“That,” said Harding, with a dry smile, “is one of the smartest of our New York detectives.”

They reached his house at Glenwood that afternoon, and Appleby spent two pleasant days there. On the third he left for New York, and Nettie Harding smiled as she shook hands with him.

“I wonder whether we shall see you in Cuba?” she said.

“It will not be my fault if you do not,” said Appleby. “I am heavily indebted to you and your father.”

As it happened, he afterwards saw Nettie Harding in Cuba, and paid his debt; for Appleby, who had gone out under a cloud that Tony’s sweetheart might retain her faith in him, was one of the men who do not take the kindness that is offered them and immediately forget.

[VI — THE SCHOONER “VENTURA”]

THE night was considerably clearer than anybody on board her desired when the schooner “Ventura” headed for the land. It rose in places, black and sharp against the velvety indigo, over her dipping bows, though most of the low littoral was wrapped in obscurity. Harper, the American skipper, leaned upon the helm watching the growing brightness in the east, and a man whose white garments cut against the dusky sea sat upon the rail close beside him.
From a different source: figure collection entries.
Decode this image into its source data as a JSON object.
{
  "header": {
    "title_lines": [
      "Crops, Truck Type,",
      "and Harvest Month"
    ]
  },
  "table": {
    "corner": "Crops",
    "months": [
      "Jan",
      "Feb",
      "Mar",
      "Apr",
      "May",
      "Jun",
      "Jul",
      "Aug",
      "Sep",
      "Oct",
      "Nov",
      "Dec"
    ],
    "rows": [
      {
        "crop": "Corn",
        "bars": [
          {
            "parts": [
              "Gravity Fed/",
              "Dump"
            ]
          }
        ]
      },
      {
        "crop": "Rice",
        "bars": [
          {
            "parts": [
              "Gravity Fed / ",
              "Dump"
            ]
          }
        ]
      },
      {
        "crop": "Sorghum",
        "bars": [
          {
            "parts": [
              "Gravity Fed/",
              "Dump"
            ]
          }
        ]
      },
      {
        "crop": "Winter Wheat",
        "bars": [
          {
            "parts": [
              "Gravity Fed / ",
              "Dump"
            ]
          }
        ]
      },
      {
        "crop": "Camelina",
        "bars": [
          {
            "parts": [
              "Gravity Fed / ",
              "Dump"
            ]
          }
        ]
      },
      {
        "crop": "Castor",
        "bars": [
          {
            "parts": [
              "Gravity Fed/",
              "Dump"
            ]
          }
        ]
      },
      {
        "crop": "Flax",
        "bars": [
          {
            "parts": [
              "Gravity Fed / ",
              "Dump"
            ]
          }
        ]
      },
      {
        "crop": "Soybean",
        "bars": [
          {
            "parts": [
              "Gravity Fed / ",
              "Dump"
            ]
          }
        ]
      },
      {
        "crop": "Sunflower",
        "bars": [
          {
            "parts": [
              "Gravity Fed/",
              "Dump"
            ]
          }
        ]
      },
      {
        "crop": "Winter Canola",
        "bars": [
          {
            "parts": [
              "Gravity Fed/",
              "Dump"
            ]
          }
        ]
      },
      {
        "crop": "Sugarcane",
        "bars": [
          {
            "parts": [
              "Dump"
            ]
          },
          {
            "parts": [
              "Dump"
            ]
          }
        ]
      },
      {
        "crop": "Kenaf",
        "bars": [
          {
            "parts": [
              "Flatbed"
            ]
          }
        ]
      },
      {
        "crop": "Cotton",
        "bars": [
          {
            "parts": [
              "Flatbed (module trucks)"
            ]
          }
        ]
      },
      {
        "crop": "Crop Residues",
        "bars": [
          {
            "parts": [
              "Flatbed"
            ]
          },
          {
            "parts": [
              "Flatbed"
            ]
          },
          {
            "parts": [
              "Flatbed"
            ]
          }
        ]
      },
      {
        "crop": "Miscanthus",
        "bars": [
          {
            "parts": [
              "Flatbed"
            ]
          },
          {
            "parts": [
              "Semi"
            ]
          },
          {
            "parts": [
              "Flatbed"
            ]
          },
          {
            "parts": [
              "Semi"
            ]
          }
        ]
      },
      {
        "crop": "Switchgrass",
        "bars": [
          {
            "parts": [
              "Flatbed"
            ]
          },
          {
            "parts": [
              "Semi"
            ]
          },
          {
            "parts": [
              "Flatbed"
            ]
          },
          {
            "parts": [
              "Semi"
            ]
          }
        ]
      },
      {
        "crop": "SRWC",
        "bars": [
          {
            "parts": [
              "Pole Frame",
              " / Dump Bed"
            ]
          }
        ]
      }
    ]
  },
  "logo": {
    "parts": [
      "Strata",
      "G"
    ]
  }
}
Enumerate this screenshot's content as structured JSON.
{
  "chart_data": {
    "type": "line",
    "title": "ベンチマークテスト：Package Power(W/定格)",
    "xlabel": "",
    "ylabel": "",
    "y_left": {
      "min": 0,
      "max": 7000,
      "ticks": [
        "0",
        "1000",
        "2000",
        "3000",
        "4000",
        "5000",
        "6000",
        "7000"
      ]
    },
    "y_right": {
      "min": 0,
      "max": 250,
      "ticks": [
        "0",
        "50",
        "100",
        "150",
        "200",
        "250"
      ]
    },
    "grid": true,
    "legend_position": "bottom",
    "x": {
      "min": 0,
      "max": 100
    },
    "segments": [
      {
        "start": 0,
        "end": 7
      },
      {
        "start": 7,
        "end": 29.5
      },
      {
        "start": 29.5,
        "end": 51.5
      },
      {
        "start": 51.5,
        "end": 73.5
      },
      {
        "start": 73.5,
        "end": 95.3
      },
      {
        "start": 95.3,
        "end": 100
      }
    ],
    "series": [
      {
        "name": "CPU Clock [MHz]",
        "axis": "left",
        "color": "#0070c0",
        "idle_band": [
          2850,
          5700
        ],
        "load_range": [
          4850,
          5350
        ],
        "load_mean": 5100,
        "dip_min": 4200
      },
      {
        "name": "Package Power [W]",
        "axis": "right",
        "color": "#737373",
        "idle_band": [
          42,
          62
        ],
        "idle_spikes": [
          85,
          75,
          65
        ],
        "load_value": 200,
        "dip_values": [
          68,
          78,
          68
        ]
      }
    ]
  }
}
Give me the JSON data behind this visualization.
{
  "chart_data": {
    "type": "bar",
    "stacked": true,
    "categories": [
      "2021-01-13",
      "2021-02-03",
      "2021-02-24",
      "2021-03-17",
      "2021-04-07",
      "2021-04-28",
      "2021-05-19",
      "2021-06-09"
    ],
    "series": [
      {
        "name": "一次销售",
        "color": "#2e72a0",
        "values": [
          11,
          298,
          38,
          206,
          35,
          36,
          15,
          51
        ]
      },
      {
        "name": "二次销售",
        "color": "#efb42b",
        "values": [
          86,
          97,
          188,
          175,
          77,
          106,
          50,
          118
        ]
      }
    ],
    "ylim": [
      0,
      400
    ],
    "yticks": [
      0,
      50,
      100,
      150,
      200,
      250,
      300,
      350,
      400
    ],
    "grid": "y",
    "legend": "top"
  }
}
They were both anxious, for there were no lights on that strip of Cuban coast, and the “Ventura” had drifted with the stream in a calm which had complicated Harper’s reckoning. He had to find a certain reef-studded bay, and run the schooner into a creek among the mangroves without being seen by the gunboat which he had reason to surmise was looking out for him.

Forward, a cluster of men were sitting about the windlass and leaning on the rail. They were of diverse nationality and doubtful character—American, Castilian, and African by extraction, though in the case of some of uncertain color it would have been difficult to decide which blood predominated in their veins. It was their task to supply the insurgents with the munitions of war, and they undertook it dispassionately, without any patriotic convictions, for the dollars it would bring. Indeed, most of them were not held in much esteem in the countries they belonged to, or they would not in all probability have been there on board the “Ventura.”

Appleby watched them languidly from where he sat behind the wheel, and wondered what lay before him when he glanced towards the dusky coast-line. He was, however, not unduly anxious, for he had cut himself adrift from the cramped life he had led, and as yet found the new one pleasant. It needed qualities he felt he possessed, and which, indeed, he had with difficulty held in due subjection in England; while the fact that it might at any time terminate suddenly caused him no great concern. In the meanwhile the risks and opportunities attached to it had their charm for one who had long found poverty and the restraints of conventionality irksome.

“We’ll have the moon up in ten minutes,” said Harper, as the “Ventura” swung up on a frothing sea. “That would suit us if we were in the bay, but I’m not certain where we’re heading for just now. You still think that was Sparto Point we saw at dusk, Rosendo?”